Re consolidating private student loans
Regardless of how the market fluctuates, borrowers will never pay more than 8.25 percent on their consolidation loans.
Private loans can typically only be consolidated with other private loans.
After consolidating his or her loans, a student borrower will have just one monthly payment and just one loan balance to maintain.
The decision whether or not to consolidate can be tricky.
Once the application is submitted, the federal government estimates that it takes 60 to 90 days to officially complete the consolidation process.
Consolidating private loans works in a similar fashion, as far as paperwork goes.
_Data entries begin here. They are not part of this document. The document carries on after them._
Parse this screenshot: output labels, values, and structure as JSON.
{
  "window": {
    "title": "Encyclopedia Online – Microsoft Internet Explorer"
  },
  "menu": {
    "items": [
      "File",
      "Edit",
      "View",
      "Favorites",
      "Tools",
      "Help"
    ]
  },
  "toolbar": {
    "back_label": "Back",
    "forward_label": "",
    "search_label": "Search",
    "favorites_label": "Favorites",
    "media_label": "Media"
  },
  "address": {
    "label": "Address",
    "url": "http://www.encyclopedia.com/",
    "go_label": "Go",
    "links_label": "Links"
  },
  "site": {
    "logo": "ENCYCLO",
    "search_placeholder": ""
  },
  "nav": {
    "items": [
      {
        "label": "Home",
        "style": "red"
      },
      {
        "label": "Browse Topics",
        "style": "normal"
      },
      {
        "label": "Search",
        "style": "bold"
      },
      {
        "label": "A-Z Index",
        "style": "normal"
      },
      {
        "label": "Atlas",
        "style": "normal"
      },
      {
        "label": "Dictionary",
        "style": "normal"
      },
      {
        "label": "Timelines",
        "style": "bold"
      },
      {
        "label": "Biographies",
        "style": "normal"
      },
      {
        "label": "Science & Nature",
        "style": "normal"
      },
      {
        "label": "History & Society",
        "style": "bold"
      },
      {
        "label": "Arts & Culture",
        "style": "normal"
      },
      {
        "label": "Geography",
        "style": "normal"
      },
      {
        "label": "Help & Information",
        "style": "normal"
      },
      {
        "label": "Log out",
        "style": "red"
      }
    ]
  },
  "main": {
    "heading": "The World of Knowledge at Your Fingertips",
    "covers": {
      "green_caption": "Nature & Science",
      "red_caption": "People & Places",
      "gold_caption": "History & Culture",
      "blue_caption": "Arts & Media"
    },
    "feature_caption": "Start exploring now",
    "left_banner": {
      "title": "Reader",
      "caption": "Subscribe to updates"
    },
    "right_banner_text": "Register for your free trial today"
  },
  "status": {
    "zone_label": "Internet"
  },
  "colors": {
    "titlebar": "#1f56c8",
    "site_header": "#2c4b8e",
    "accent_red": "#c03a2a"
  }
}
Unlike federal loans, it can be trickier to get your private loans consolidated.Federal loan borrowers can also lower their monthly payments by extending the life of their loan, having their payments capped according to their income and by having their debt dismissed after making 25 years of consecutive payments under the income-based repayment plan.But borrower protections and repayment options on private consolidation loans can vary wildly from lender to lender.Instead of making multiple payments to multiple lenders, the borrower only has to pay off the new consolidation loan, says Michelle Pezzulli, vice president of operations for Credit Union Student Choice, a student lending service provider in Washington, D.
C."That new loan will have its own interest rate; it will have its own repayment terms; it will have its own terms and conditions," she says.
Student loan consolidation is a relatively easy concept to understand: it is the process of taking multiple student loans and combining them into one.